If their theory is fighting words, they're going to go down in flames.
There is, technically, a doctrine that "fighting words," i.e. "those which
by their very utterance inflict injury or tend to incite an immediate breach
of the peace," may be prohibited by the government. This principle was
announced back in 1942, in a case called Chaplinsky v. New Hampshire. Mr.
Chaplinsky, who had been standing on a street corner haranguing a crowd with
some sort of anti-religious rant, was led away by a cop, and Chaplinsky
called the cop "a God-damned racketeer and a fascist." He was arrested and
convicted under a New Hampshire law that prohibited the use of "any
offensive, derisive, or annoying word to any other person in a public
place." (New Hampshire apparently prizes politeness, or did in the 40s.)
The U.S. Supremes ultimately upheld the conviction, on the basis that the
ordinance prohibited only "fighting words," and that's ok.
However, the most interesting thing about Chaplinsky and the fighting-words
doctrine is that there has been NOT ONE SINGLE APPLICATION of it since 1942.
NO other law, injunction, court order, or anything else has been upheld on
the basis that it was acceptable because it only prohibited fighting words.

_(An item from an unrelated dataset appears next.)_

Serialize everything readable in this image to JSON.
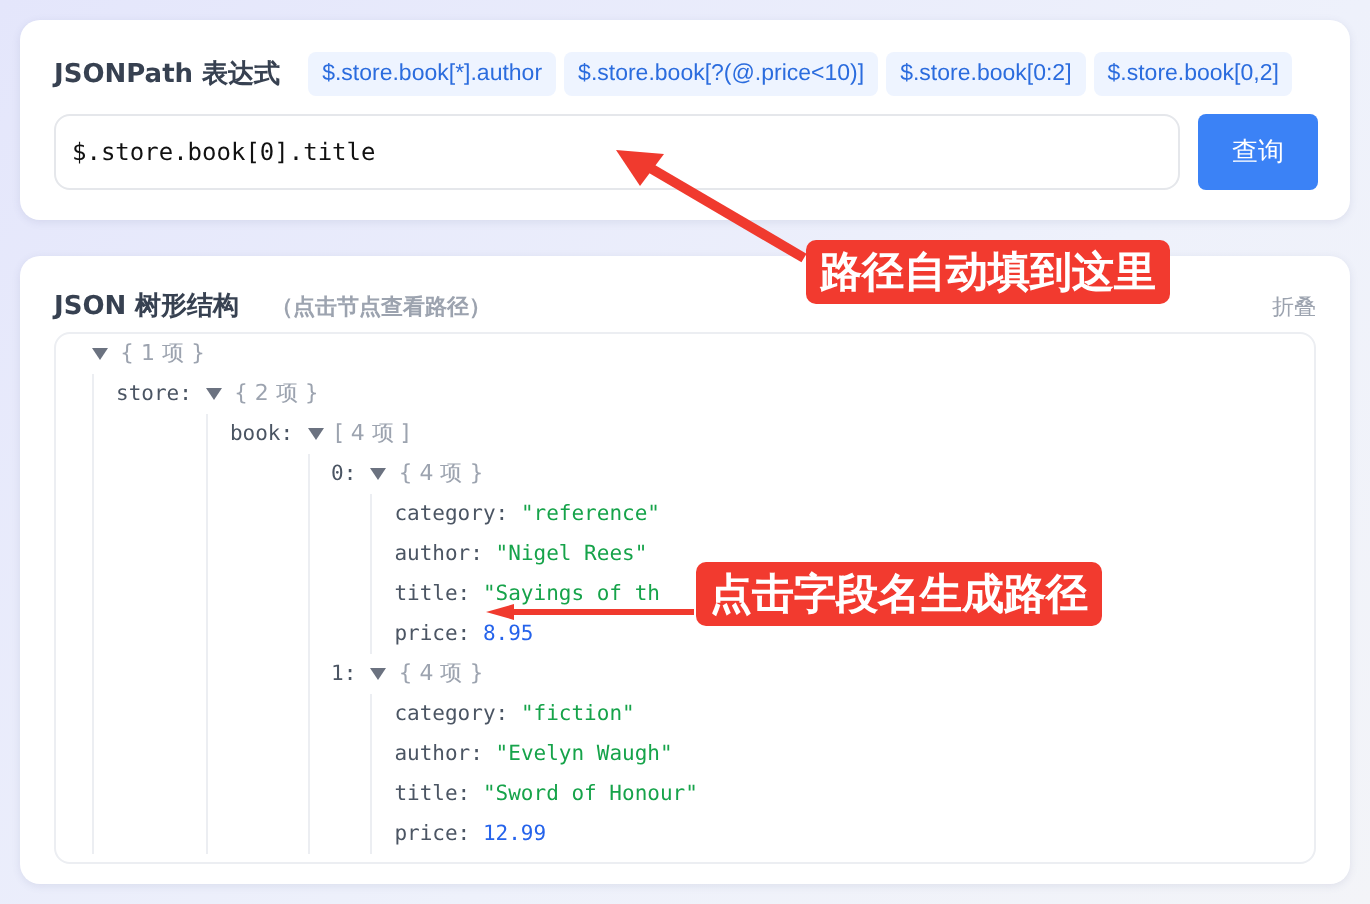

The Supreme Court has never come right out and overruled Chaplinsky, but
they have consistently refused to apply the principle. This was
demonstrated quite forcefully in three 1972 cases invariably referred to as
the "motherfucker trilogy," in which the Supremes overturned three
convictions of people who had used that term, in two cases directed at
policemen. Either "motherfucker" is less likely to incite an immediate
breach of the peace than "Fascist" and "racketeer," or the Supremes were
backing off from Chaplinsky.
The one and only case that's had anything good to say about Chaplinsky was
R.A.V. v. St. Paul, which concerned a kid in St. Paul who burned a cross on
a black family's lawn, in violation of a city ordinance banning hate speech.
The Supremes, in a virtually undecipherable opinion by Justice Scalia,
assumed without deciding that the act of burning a cross is a type of
"fighting words," and is therefore not protected by the First Amendment per
Chaplinsky -- but NEVERTHELESS overturned the conviction on the basis that
the ordinance unconstitutionally prohibits some forms of unprotected speech
but not others. This is hardly a ringing endorsement of the principle.
Based on this history, I'd say the notion that a judge can order someone to
not post to a Usenet newsgroup on the basis that what the person would post,
if allowed to, would be Chaplinsky-style fighting words is a pretty
piss-poor legal theory. It should be an interesting case, though. I hope
the ACLU decides to get involved; this should be right up their street.